ObjectVideo now OnBoard Intel Architecture

Thursday, April 24, 2008

RESTON, Va.--ObjectVideo took a big step toward making its video analytics more ubiquitous this week with an announcement that its OnBoard suite of analytics is now available on Intel Architecture.
What this means, said Ed Troha, director of global marketing at ObjectVideo, is that "a manufacturer with a zillion Intel-based DVRs installed can now offer OV as a customer upgrade. Previously, the OEM would have had to sell an additional hardware overlay--a board or a blade--now it can be a software upgrade."
Previously, the OV software was installed on devices using a DSP (digital signal processor) chip. If a DSP wasn't already in the device, OV couldn't be added. Many devices, particularly DVRs and video management systems, have Intel chips inside, but not DSPs, noted Alan Lipton, chief technical officer at ObjectVideo.

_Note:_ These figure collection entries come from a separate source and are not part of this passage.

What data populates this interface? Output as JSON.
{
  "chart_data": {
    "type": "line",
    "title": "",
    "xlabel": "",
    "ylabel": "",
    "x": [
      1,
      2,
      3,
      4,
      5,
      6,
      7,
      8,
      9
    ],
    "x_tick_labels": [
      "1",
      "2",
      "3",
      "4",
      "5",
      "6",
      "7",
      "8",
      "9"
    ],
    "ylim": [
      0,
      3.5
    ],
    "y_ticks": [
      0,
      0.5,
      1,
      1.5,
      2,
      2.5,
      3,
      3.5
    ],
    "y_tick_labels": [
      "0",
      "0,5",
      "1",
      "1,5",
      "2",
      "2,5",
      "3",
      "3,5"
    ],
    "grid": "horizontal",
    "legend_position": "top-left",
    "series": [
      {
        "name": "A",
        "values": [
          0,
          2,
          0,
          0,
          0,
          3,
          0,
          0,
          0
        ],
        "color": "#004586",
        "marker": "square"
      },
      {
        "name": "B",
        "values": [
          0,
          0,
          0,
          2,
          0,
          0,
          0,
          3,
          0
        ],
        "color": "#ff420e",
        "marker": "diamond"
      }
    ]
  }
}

ObjectVideo OnBoard on IA is available for both Windows and Linux. A single channel of full ObjectVideo analytics capability takes fewer than five percent of a 2.2Ghz CPU. Features can be quickly introduced using ObjectVideo solutions, or more tightly integrated through OV Ready APIs to create highly differentiated capabilities.
Bob Ferrar, director of Intel's Embedded Architecture Division, said there's usually 20 to 30 percent of "head room" on an Intel processor in many devices. "We're actually pretty pleased," he said, "that they're recognizing the ongoing value that Intel Architecture has by extending the video analysis to existing platforms. As processing power continues to improve, more analysis will be delivered."
As far as the size of that existing DVR market, "we roughly estimate the installed DVR market today to be in the neighborhood of seven to eight million units, with 2008 sales being more than 25 percent of that total and growing," said Simon Harris, research director, security and fire group for IMS Research. "Though we don't track this specifically, I would expect that at least 50 perecent of this base is Intel. Plus, with new processor technology coming out from them, I think that percentage may increase."